Accurate anatomical evaluation of the gastrointestinal tract is essential for clinical applications such as fistula localization, lesion mapping, and radiotherapy planning. A bowel topological skeleton provides an interpretable centerline-like representation of the intestinal trajectory, enabling regional annotation, shape registration, and clinically meaningful localization along the bowel path. However, small bowel anatomy is exceptionally challenging: it is long (up to ~6 m), tightly coiled, highly variable across subjects, and frequently exhibits self-contact and deformation, making complete 3D skeleton tracing extremely time-consuming and error-prone for clinicians.

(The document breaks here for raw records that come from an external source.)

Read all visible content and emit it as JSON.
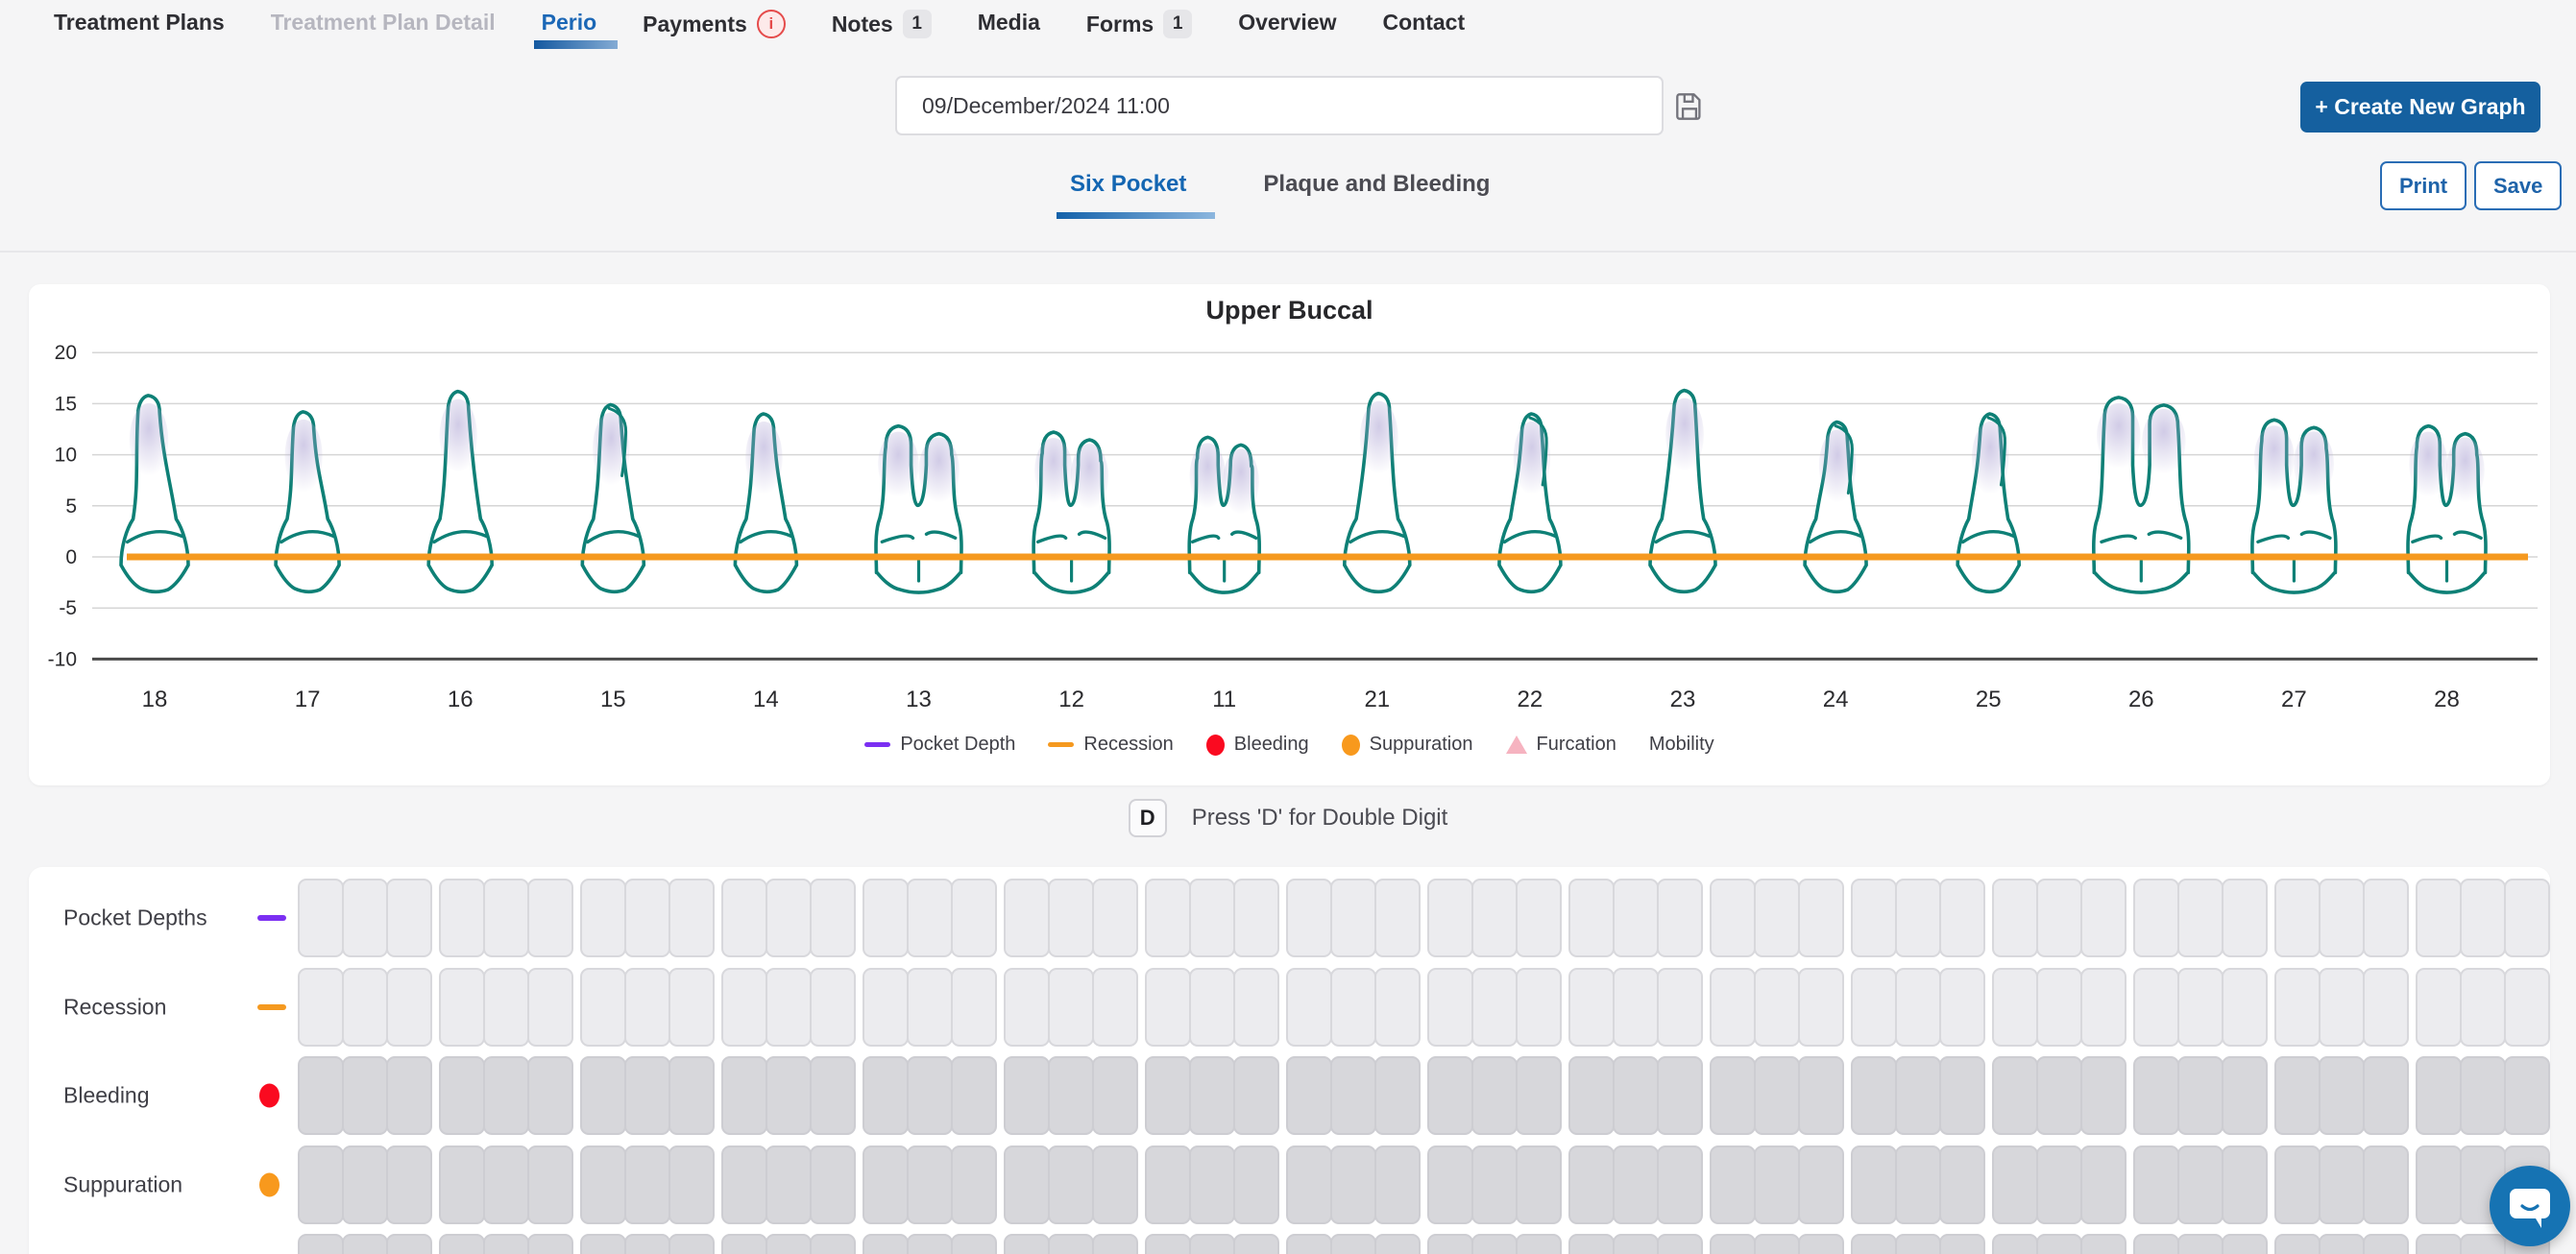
{
  "nav": {
    "items": [
      {
        "label": "Treatment Plans",
        "state": "default"
      },
      {
        "label": "Treatment Plan Detail",
        "state": "disabled"
      },
      {
        "label": "Perio",
        "state": "active"
      },
      {
        "label": "Payments",
        "state": "default",
        "icon": "info-circle"
      },
      {
        "label": "Notes",
        "state": "default",
        "badge": "1"
      },
      {
        "label": "Media",
        "state": "default"
      },
      {
        "label": "Forms",
        "state": "default",
        "badge": "1"
      },
      {
        "label": "Overview",
        "state": "default"
      },
      {
        "label": "Contact",
        "state": "default"
      }
    ]
  },
  "toolbar": {
    "date_value": "09/December/2024 11:00",
    "create_graph_label": "+ Create New Graph",
    "print_label": "Print",
    "save_label": "Save"
  },
  "view_tabs": [
    {
      "label": "Six Pocket",
      "active": true
    },
    {
      "label": "Plaque and Bleeding",
      "active": false
    }
  ],
  "hint": {
    "key": "D",
    "text": "Press 'D' for Double Digit"
  },
  "chart_data": {
    "type": "perio-tooth-chart",
    "title": "Upper Buccal",
    "ylim": [
      -10,
      20
    ],
    "yticks": [
      20,
      15,
      10,
      5,
      0,
      -5,
      -10
    ],
    "categories": [
      "18",
      "17",
      "16",
      "15",
      "14",
      "13",
      "12",
      "11",
      "21",
      "22",
      "23",
      "24",
      "25",
      "26",
      "27",
      "28"
    ],
    "grid": true,
    "tooth_outline_color": "#0e8076",
    "recession_line": {
      "value": 0,
      "color": "#f5991f"
    },
    "teeth": [
      {
        "num": "18",
        "type": "single",
        "top": 15.8,
        "width": 70,
        "lean": -6
      },
      {
        "num": "17",
        "type": "single",
        "top": 14.2,
        "width": 66,
        "lean": -4
      },
      {
        "num": "16",
        "type": "single",
        "top": 16.2,
        "width": 66,
        "lean": -2
      },
      {
        "num": "15",
        "type": "premolar",
        "top": 14.9,
        "width": 64,
        "lean": -2
      },
      {
        "num": "14",
        "type": "single",
        "top": 14.0,
        "width": 64,
        "lean": -2
      },
      {
        "num": "13",
        "type": "molar",
        "top": 13.0,
        "width": 88,
        "lean": 0
      },
      {
        "num": "12",
        "type": "molar",
        "top": 12.4,
        "width": 78,
        "lean": 0
      },
      {
        "num": "11",
        "type": "molar",
        "top": 11.9,
        "width": 72,
        "lean": 0
      },
      {
        "num": "21",
        "type": "single",
        "top": 16.0,
        "width": 68,
        "lean": 2
      },
      {
        "num": "22",
        "type": "premolar",
        "top": 14.0,
        "width": 64,
        "lean": 2
      },
      {
        "num": "23",
        "type": "single",
        "top": 16.3,
        "width": 68,
        "lean": 2
      },
      {
        "num": "24",
        "type": "premolar",
        "top": 13.2,
        "width": 64,
        "lean": 2
      },
      {
        "num": "25",
        "type": "premolar",
        "top": 14.0,
        "width": 64,
        "lean": 2
      },
      {
        "num": "26",
        "type": "molar",
        "top": 15.8,
        "width": 98,
        "lean": 0
      },
      {
        "num": "27",
        "type": "molar",
        "top": 13.6,
        "width": 86,
        "lean": 0
      },
      {
        "num": "28",
        "type": "molar",
        "top": 13.0,
        "width": 80,
        "lean": 0
      }
    ],
    "legend": [
      {
        "label": "Pocket Depth",
        "marker": "line",
        "color": "#7b2ff2"
      },
      {
        "label": "Recession",
        "marker": "line",
        "color": "#f5991f"
      },
      {
        "label": "Bleeding",
        "marker": "dot",
        "color": "#fa0a20"
      },
      {
        "label": "Suppuration",
        "marker": "dot",
        "color": "#f8991d"
      },
      {
        "label": "Furcation",
        "marker": "triangle",
        "color": "#f6b3c0"
      },
      {
        "label": "Mobility",
        "marker": "none",
        "color": ""
      }
    ],
    "legend_position": "bottom"
  },
  "perio_grid": {
    "groups": 16,
    "cells_per_group": 3,
    "rows": [
      {
        "label": "Pocket Depths",
        "marker": "line",
        "color": "#7b2ff2",
        "cell_style": "light"
      },
      {
        "label": "Recession",
        "marker": "line",
        "color": "#f5991f",
        "cell_style": "light"
      },
      {
        "label": "Bleeding",
        "marker": "dot",
        "color": "#fa0a20",
        "cell_style": "dark"
      },
      {
        "label": "Suppuration",
        "marker": "dot",
        "color": "#f8991d",
        "cell_style": "dark"
      },
      {
        "label": "",
        "marker": "none",
        "color": "",
        "cell_style": "dark"
      }
    ]
  },
  "colors": {
    "accent_blue": "#15609f",
    "active_tab_blue": "#1b67b6",
    "background": "#f5f5f6",
    "tooth_teal": "#0e8076",
    "recession_orange": "#f5991f",
    "pocket_purple": "#7b2ff2",
    "bleeding_red": "#fa0a20",
    "suppuration_orange": "#f8991d",
    "furcation_pink": "#f6b3c0",
    "chat_blue": "#1673b3"
  }
}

While deep learning has achieved strong performance for small bowel segmentation, direct skeleton extraction remains difficult. Existing approaches often depend on manual skeleton labels and are vulnerable to topological failures in self-contact or low-contrast regions, leading to fragmented tracks, spurious loops, or incomplete paths. Moreover, skeletons (sparse 3D curves) and masks (dense volumetric regions) differ substantially in representation and feature distributions, complicating unified modeling.
Key Requirements
- Preserve a single continuous, anatomically valid path
- Reduce dependence on manual skeleton annotations
- Remain computationally efficient for large 3D volumes
We propose Tree-Diffusion, an octree-based conditional diffusion framework that generates anatomically plausible and directionally consistent small-bowel skeletons from segmentation masks.
Core Innovations
- Topology-simulation pipeline: We synthesize anatomically consistent skeleton-mask pairs as geometric priors, substantially reducing reliance on manual skeleton labeling.
- Octree latent representation with cross-domain alignment: A compact latent space via a VAE with hierarchical octree sparse encoding captures sparse geometry and global direction; octree-domain and image-domain modules jointly preserve local directionality and global shape consistency.
Across four large-scale abdominal CT datasets, Tree-Diffusion achieves superior topological completeness, geometric accuracy, and generalization compared with prior skeletonization pipelines, while remaining efficient through sparse octree modeling.